Mouse SAA overexpression in the absence of systemic inflammation decreases macrophage-to-feces reverse cholesterol transport in vivo in mice. On day 3 after injection with either the control adenovirus AdNull or the mouse CE/J SAA expressing adenovirus AdmSAA C57BL/6J mice received [³H]cholesterol-loaded primary mouse macrophage foam cells as detailed in Materials and Methods and were followed for 48 h. A: FPLC cholesterol profiles of pooled plasma samples after injection of either AdNull (•) or AdmSAA (▴). The relative elution position of the different lipoprotein subclasses is indicated. B: [³H]cholesterol appearance in plasma obtained 6, 24, and 48 h after macrophage administration. C: [³H]cholesterol tracer within liver 48 h after macrophage administration. D: [³H]tracer appearance in total feces collected continuously from 0 to 48 h after macrophage injection and separated into the bile acid and neutral sterol fractions as indicated. Data in C, D, and E are expressed as percentage of the injected tracer dose and are presented as means ± SEM. n = 8 for each group. * indicates statistically significant differences from AdNull injected controls (at least P < 0.05) as assessed by Student's t-test.

Fig. 4.

sPLA₂ overexpression in the absence of systemic inflammation does not affect macrophage-to-feces reverse cholesterol transport in vivo in mice. C57BL/6J mice and sPLA₂ transgenic mice received [³H]cholesterol-loaded primary mouse macrophage foam cells as detailed in Materials and Methods and were followed for 48 h. A: FPLC cholesterol profiles of pooled plasma samples in C57BL/6J mice (•) and sPLA₂ transgenic mice (▴). The relative elution position of the different lipoprotein subclasses is indicated. B: [³H]cholesterol appearance in plasma obtained 6, 24, and 48 h after macrophage administration. C: [³H]cholesterol tracer within liver 48 h after macrophage administration. D: [³H]tracer appearance in total feces collected continuously from 0 to 48 h after macrophage injection and separated into the bile acid and neutral sterol fractions as indicated. Data in B, C, and D are expressed as percentage of the injected tracer dose and are presented as means ± SEM. n = 5–6 for each group. * indicates statistically significant differences from wild-type controls (at least P < 0.05) as assessed by Student's t-test.

Fig. 5.

MPO impairs macrophage-to-feces reverse cholesterol transport in vivo in mice. C57BL/6J mice received [³H]cholesterol-loaded primary mouse macrophage foam cells and consecutive injections in 6 h intervals with either 50 µg/mouse purified MPO or vehicle for a total of 24 h as detailed in Materials and Methods.
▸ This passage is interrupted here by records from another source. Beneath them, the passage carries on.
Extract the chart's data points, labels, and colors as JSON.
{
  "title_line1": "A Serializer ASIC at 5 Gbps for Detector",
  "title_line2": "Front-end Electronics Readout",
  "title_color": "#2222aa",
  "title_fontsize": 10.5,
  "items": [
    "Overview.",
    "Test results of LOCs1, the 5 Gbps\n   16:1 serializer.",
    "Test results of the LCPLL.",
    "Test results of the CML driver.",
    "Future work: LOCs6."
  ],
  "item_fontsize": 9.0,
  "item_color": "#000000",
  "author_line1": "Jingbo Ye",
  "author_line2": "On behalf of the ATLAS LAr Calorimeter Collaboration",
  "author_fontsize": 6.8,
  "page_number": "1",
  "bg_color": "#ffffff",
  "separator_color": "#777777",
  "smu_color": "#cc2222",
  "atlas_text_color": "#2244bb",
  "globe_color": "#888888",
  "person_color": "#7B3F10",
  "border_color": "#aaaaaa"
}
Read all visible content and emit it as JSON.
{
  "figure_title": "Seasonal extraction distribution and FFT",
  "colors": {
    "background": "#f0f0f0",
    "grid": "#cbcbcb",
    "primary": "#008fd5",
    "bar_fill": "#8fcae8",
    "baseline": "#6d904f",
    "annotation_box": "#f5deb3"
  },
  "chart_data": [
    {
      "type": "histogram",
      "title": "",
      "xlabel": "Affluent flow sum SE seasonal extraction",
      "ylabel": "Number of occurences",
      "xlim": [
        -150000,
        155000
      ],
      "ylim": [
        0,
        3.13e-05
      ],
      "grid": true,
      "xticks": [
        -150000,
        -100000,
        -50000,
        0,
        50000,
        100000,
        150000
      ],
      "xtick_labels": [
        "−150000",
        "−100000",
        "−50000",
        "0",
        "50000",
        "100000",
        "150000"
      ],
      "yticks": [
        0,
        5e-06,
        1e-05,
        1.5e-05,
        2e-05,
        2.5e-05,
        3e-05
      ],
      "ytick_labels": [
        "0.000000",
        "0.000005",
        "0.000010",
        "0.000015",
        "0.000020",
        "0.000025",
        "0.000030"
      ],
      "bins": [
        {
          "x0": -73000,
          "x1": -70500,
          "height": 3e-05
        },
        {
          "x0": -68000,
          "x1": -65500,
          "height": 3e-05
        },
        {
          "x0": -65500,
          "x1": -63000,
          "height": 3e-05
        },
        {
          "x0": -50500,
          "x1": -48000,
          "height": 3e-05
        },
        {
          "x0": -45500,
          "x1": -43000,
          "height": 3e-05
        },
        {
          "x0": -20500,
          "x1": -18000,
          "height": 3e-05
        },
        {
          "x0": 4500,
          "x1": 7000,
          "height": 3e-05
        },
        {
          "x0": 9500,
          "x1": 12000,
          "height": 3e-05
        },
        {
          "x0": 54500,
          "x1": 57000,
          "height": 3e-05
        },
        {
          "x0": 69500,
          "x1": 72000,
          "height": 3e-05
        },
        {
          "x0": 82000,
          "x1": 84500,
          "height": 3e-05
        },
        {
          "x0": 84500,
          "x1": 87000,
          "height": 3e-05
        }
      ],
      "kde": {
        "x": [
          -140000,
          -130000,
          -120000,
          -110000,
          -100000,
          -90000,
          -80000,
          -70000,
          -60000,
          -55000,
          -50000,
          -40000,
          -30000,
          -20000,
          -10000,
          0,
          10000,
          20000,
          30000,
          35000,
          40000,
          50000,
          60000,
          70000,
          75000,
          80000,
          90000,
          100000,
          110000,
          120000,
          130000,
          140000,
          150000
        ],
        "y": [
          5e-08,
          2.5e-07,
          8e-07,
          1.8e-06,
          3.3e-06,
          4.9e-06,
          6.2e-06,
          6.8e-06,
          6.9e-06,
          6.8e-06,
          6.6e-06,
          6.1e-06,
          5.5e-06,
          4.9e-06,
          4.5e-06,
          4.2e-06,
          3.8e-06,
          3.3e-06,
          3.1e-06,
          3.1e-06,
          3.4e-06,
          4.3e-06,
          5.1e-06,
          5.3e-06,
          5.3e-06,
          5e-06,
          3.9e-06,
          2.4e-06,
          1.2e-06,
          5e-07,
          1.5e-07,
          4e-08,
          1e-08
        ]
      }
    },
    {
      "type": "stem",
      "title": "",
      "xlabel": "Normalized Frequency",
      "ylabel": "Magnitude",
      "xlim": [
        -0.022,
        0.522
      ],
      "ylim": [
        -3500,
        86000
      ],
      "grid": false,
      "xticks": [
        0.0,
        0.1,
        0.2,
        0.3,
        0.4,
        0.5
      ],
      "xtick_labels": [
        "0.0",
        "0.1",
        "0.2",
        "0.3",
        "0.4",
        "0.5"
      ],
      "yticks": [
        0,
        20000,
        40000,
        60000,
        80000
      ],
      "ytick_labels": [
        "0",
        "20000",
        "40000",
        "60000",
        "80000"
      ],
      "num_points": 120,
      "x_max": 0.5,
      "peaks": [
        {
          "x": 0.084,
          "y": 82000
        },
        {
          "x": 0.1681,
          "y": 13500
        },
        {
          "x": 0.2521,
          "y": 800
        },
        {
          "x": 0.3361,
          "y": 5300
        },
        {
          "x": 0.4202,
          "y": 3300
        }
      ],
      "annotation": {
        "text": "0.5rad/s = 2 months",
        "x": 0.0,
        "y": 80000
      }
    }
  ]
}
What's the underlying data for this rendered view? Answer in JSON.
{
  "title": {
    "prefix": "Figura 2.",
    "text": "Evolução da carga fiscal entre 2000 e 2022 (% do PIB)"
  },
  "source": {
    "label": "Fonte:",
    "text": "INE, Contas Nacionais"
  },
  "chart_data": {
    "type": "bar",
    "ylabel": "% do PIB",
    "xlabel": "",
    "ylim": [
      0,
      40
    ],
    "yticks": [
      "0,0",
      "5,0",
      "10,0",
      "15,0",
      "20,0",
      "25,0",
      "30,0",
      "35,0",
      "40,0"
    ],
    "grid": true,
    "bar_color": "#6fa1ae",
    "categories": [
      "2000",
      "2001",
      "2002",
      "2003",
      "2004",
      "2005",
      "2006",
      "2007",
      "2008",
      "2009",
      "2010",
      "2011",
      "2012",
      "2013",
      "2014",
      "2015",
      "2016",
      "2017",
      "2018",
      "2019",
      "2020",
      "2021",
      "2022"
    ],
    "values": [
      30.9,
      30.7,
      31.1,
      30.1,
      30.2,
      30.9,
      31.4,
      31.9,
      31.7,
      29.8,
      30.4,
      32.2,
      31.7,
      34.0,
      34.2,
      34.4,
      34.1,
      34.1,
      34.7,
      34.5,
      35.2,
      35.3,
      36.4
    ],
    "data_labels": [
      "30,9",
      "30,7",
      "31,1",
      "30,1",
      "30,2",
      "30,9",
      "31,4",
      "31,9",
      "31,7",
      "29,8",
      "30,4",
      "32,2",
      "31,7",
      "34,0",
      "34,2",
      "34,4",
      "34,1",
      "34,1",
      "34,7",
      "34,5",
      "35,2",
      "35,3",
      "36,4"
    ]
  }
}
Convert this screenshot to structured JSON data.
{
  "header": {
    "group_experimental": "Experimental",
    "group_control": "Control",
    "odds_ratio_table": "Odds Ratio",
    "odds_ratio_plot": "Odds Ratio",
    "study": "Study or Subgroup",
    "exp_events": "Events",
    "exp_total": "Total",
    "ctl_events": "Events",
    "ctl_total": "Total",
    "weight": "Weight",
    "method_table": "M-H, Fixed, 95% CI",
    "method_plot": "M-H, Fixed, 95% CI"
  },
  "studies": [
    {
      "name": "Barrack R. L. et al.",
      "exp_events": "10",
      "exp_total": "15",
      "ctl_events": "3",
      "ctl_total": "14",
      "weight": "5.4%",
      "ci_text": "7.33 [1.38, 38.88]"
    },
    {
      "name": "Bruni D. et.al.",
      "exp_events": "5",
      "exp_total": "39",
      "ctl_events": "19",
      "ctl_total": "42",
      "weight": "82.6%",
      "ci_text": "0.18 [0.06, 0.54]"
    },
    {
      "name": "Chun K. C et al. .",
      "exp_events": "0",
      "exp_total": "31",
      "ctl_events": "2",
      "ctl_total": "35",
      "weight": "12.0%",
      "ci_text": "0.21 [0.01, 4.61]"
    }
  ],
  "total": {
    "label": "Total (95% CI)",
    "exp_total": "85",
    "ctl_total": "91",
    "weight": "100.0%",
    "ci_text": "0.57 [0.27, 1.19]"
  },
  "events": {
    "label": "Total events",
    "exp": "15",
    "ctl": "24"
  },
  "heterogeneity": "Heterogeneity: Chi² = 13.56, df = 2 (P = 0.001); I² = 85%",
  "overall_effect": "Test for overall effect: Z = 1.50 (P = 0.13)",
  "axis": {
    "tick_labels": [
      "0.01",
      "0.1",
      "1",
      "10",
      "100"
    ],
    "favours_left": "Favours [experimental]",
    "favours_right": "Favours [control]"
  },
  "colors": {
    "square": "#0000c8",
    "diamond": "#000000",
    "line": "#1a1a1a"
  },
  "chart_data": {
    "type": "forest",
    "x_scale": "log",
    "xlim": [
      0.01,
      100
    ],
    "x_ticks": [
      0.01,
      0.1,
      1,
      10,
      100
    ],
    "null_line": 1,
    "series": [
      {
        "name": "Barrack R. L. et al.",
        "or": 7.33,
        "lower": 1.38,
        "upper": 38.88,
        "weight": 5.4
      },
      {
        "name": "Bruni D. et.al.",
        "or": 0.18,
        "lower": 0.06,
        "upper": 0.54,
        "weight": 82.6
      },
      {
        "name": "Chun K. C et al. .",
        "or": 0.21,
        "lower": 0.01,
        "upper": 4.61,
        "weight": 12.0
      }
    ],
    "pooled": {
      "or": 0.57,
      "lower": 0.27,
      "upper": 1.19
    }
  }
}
A: FPLC cholesterol profiles of pooled plasma samples after injection of either vehicle (•) or MPO (▴). The relative elution position of the different lipoprotein subclasses is indicated. B: [³H]cholesterol appearance in plasma obtained 6 and 24 h after macrophage administration. C: [³H]cholesterol tracer within liver 24 h after macrophage administration. D: [³H]tracer appearance in total feces collected continuously from 0 to 24 h after macrophage injection and separated into the bile acid and neutral sterol fractions as indicated. Data in B, C, and D are expressed as percentage of the injected tracer dose and are presented as means ± SEM. n = 6–7 for each group. * indicates statistically significant differences from vehicle controls (at least P < 0.05) as assessed by Student's t-test.